A contrario, un producteur qui a une relation directe avec ses consommateurs a la possibilité de valoriser un travail de qualité et de le vendre à un prix juste qui n’est pas soumis à la grande chaîne des intermédiaires.

Comment ?

En favorisant les circuits courts de production et de distribution (fermes, petits producteurs locaux, sur les marchés notamment).
En adhérant à l’association Slowfood. Née en Italie à Bra en 1986 et essaimant depuis dans le monde, ce groupement défend et encourage l’achat local et de saison, la biodiversité, la spécificité des terroirs, le lien entre producteurs et consommateurs. Il prône aussi la lenteur, telle celle d’un bon repas dégusté ensemble. Les conviviums (groupes locaux) organisent notamment des ateliers d’éducation au goût, pour les adultes et les enfants.
En devenant « locavore ». Initié en 2004 en Californie, autour de la baie de San Francisco, ce mouvement réunit des personnes qui consomment autant que possible de la nourriture produite dans un rayon de 160 km (100 miles) autour de chez elles. Leur intention : préserver le terroir, la fraîcheur et le goût des aliments, le lien avec les saisons et les producteurs, et faire marcher l’économie locale.

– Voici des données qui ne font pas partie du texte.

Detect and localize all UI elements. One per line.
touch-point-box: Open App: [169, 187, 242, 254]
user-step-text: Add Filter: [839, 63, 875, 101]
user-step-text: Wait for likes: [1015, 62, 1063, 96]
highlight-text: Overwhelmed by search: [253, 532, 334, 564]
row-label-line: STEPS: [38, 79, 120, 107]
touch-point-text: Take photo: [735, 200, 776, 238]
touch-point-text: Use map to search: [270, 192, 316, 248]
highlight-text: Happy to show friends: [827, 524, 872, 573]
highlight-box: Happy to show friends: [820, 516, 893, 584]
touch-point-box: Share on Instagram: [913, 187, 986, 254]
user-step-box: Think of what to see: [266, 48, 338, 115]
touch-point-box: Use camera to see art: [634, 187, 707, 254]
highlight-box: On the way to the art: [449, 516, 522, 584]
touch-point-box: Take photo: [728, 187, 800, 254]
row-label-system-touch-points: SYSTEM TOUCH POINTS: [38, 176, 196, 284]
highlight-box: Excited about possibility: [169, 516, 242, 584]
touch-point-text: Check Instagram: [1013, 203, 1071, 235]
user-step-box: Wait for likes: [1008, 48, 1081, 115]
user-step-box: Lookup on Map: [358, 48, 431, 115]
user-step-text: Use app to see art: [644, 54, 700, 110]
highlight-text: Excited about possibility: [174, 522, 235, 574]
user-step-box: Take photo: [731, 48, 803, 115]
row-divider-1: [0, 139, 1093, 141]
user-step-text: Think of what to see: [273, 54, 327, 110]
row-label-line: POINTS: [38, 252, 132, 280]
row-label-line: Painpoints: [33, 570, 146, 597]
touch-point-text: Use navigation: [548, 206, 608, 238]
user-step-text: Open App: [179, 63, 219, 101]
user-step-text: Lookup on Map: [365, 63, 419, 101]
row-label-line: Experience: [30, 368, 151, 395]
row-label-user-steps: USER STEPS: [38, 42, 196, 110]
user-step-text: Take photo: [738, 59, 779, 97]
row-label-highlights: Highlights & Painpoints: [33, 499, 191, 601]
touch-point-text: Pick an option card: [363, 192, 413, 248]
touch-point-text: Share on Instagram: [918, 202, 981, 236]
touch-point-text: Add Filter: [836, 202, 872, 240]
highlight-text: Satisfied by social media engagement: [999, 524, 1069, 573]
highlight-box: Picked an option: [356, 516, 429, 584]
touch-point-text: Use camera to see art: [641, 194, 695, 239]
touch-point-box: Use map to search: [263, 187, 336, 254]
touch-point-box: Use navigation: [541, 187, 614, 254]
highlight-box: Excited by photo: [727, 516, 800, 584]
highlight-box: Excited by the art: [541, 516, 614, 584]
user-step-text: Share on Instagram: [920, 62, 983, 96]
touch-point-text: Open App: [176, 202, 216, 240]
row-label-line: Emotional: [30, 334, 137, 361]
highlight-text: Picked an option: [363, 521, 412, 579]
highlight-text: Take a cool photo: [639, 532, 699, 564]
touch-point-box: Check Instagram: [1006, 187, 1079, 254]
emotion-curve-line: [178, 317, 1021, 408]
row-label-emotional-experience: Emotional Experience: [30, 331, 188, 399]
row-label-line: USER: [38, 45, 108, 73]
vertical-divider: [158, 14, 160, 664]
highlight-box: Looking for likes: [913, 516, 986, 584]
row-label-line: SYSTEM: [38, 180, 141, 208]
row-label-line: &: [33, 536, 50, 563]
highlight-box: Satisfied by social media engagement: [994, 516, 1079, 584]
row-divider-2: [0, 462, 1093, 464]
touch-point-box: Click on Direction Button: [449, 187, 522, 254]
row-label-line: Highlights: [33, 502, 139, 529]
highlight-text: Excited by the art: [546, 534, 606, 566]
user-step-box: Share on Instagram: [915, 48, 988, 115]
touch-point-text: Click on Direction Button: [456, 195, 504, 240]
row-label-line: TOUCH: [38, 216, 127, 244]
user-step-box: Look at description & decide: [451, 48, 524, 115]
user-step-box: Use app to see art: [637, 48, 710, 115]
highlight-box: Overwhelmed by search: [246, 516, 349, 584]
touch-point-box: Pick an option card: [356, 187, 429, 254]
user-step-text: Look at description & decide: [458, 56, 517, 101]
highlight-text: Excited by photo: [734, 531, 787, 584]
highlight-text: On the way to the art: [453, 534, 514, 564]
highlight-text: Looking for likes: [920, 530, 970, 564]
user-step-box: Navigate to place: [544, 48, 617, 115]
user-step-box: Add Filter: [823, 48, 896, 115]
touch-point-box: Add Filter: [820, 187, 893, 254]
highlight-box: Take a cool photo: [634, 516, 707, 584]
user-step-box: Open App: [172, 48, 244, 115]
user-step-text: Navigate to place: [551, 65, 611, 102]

Et s’il faut acheter une denrée fabriquée « hors zone », privilégier le terroir : brie français ou parmesan italien sont donnés comme exemples.

RÉDUIRE LES TRANSPORTS ET MINIMISER LES CHANGEMENTS CLIMATIQUES

Pourquoi ?

Aux Etats-Unis, l'article alimentaire parcourt entre 2500 et 4000 kilomètres, soit 25 % de plus qu'en 1980. Au Royaume-Uni, en vingt ans, la longueur moyenne du voyage des produits alimentaires a augmenté de 50 %. Bref, c’est après environ 1500 kilomètres qu’un aliment arrive dans notre assiette.
Le transport de marchandises, par voie maritime, routière ou aérienne, provoque un grand nombre de nuisances environnementales (pollution, bruit, constructions d’infrastructures…) alors que de nombreux produits alimentaires de nécessité sont fabriqués en France, voire même tout près de chez soi.

Comment ?

On apprend à lire les étiquettes quand on fait ses courses (on regarde d’où ça vient). Est-ce bien nécessaire d’acheter des haricots verts cultivés au Kenya (ce qui est le cas souvent des conserves) ? des kiwis australiens quand on en produit dans le Sud de la France ? des pommes du Chili ?
On préfère les aliments frais à ceux en conserve ou surgelés : leur conditionnement spécifique est consommateur d’énergie.
On achète des fruits et des légumes de saison. Un fruit hors saison importé consomme pour son transport 10 à 20 fois plus de pétrole que le même fruit produit localement lorsque c’est la saison. Ainsi, 1 kg de fraises d'hiver peut nécessiter l'équivalent de 5 litres de gasoil pour arriver dans notre assiette ! Manger des fruits et légumes hors saison encourage les cultures sous serre, gourmandes en eau et en chauffage. Cela n’empêche pas de se régaler de bananes, de mangues et d’ananas lorsque c’est la saison, de café et de cacao aussi, toutes denrées à la production proprement exotique. Penser alors au commerce équitable : il garantit une rétribution plus juste des cultivateurs et il est attentif à la préservation de l’environnement.
On mange moins de viande de bœuf et de veau. Produire un kilo de boeuf engendre 50 à 100 fois plus d'émissions de gaz à effet de serre (GES) que de produire un kilo de blé. Les bêtes sont très gourmandes en végétaux et cette culture intensive est fortement émettrice de GES : fabrication et décomposition des engrais azotés, usage du tracteur notamment. De plus, la digestion des ruminants produit du méthane, 23 fois plus « réchauffant » que le CO2 (source : Jean-Marc Jancovici, www.manicore.com ). Et du coup, on achète sans culpabiliser des litchis de Madagascar !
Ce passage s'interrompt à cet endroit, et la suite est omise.